The Professional Outcast

With the festive season upon us, many of us will be heading off to Christmas parties and meals with our co-workers. But how many of us will simply be doing this in the hope of career progression?

Afew years ago I made a decision to stop going to meals or parties that were going to be held in bars or pubs because the surroundings and atmosphere of these kinds of venues just didn’t appeal to me anymore.

Recently at a team away day, which was brilliantly organised and was a great team bonding experience, but resulted in a bit of a letdown once I learned that the evening meal was being held in a pub. So I had a choice; attend the meal and get to know others within the team, as most of us were fairly new to the organisation,or send my apologies and meet some friends for a preferred dining option instead. I chose to meet my friends and pleasantly declined the invitation to the team meal.

Throughout the day I was asked by individual team members why I wasn’t meeting them for food later – the more and more I was asked this question – the more I felt a little guilty and had FOMO (the fear of missing out). Am I an outcast for not going along to the dinner? Do you think that my work colleagues felt that I was being a little rude? A part of me felt that I was,  but maybe I was just over analysing the situation.

Some of you may be thinking, “Well what’s wrong with dining at a pub?”.  Well, nothing if that’s been your way of life.Many of us from different faiths and religions, however, are not accustomed to going to the pub, as this isn’t the norm for us. Now I know that many of you will be wondering whether I have issues with people drinking alcohol in my presence – well no I don’t and I socialise with friends who drink alcohol occasionally. Many others may actually have an issue with this and there’s nothing wrong with that – it’s a personal preference, just like being a vegan,this is a personal choice.  

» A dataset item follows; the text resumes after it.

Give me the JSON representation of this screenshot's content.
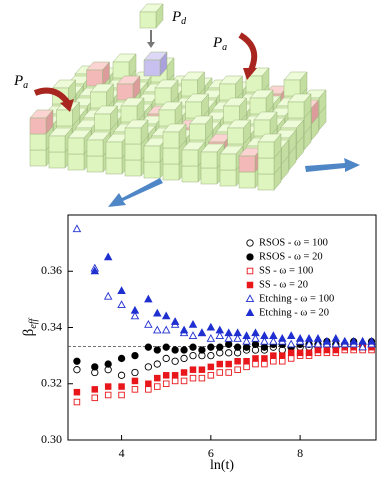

Somy question is how many of us tag along to networking and team bonding sessions in the mere hopes of career progression, while feeling a little uncomfortable with the location of these events? I know that I have friends who will meet work colleagues for a ‘drink’ after work just so they don’t look like the odd ones out, because, come on guys, no matter how diverse an organisation is, should they be considering the personal preferences of the whole team when organising team outings, or should those like myself stop casting themselves out?